Climate Change Issuances and ESG

“This year, most financial regulators are looking to widen their regulatory parameters to include every factor of ESG, from climate change to corporate governance. What does this mean for compliance teams? A deluge of emerging regulations and expectations.” (Deloitte, 2022)

Like digital assets, climate change and ESG are emerging areas of regulations that are here to stay. Taking a proactive stance is critical due to the US financial regulators continuing to accelerate their climate response in 2022. This means that stress testing, forecasting, and strategic planning efforts will be essential.

According to Climate Action Tracker, the US will need to implement additional policies to reach its proposed targets of reducing emissions by 50%–52% below 2005 levels by 2030 – which means that more climate-related legislation is underway.

As of September 27, 2021, CRS identified 48 bills introduced in the 117th Congress concerning climate change and the financial industry. These bills include provisions regarding climate change risk disclosure and proposals to create climate or green banks. Seven of these 48 bills received floor consideration.

US climate change policy table 2021.
Source: US Climate Change Policy, October 28, 2021

Alongside climate and environmental concerns, social issues, like diversity, equity, inclusion, and worker wellbeing, remain in the spotlight as part of broader ESG discussions. Particular regulatory attention will be paid to accountability – from boards and senior management to business lines, independent risk management, and internal audit functions.

“Governance and controls are sure to remain a hot regulatory topic in 2022, with a few high-profile enforcement actions and fines reminding boards and senior management that continued risk management is essential. Strong governance is required to deliver financial services in a safe and sound manner.” (Deloitte, 2022)
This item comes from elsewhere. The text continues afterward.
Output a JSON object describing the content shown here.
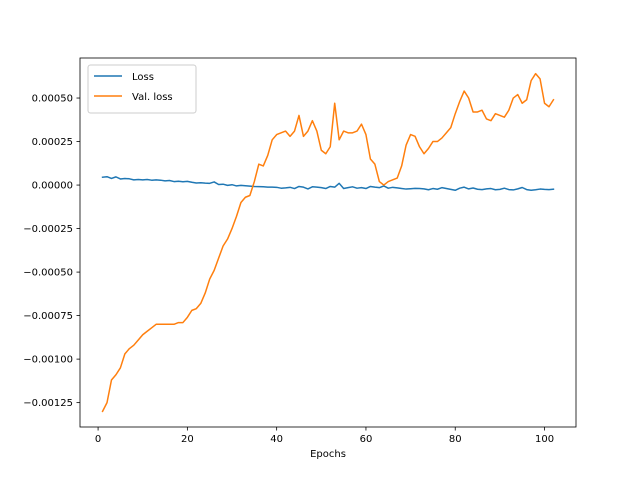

More often than not, however, accountability and ownership of controls are unclear as the result of poorly defined roles and responsibilities, leading to risk mismanagement. Optimal mapping of policies, risks, and controls will be critical going forward and can be achieved with automated solutions for regulatory compliance management.

In Summary (TLDR)

The financial sector is one of the most highly regulated industries, and the volume of regulations is increasing incrementally year on year. In 2022 and going forward, three areas are top-of-mind for compliance professionals in the field:

  • Horizon scanning is critical to keep tabs on all emerging areas of regulatory compliance, as well as the fundamental ones. Anticipating regulatory changes can be a tall order for under-resourced compliance teams, and more automation and AI-driven solutions are being scoped.
  • The emergence of digital assets and crypto as a new player in the industry means that additional regulatory risk management is needed. If your financial institution is engaging in digital assets products, the first order of priority is establishing AML and KYC programs.
  • The E (environment) in ESG is taking a lot of spotlight in 2022, alongside social and governance. In September 2021, 7 bills received floor consideration in Congress concerning climate change and the financial industry, placing climate change as a regulatory focus and a contributing factor to financial risk. Stress testing, forecasting, and strategic planning efforts will be essential, as well as proper mapping of policies, risks, and controls.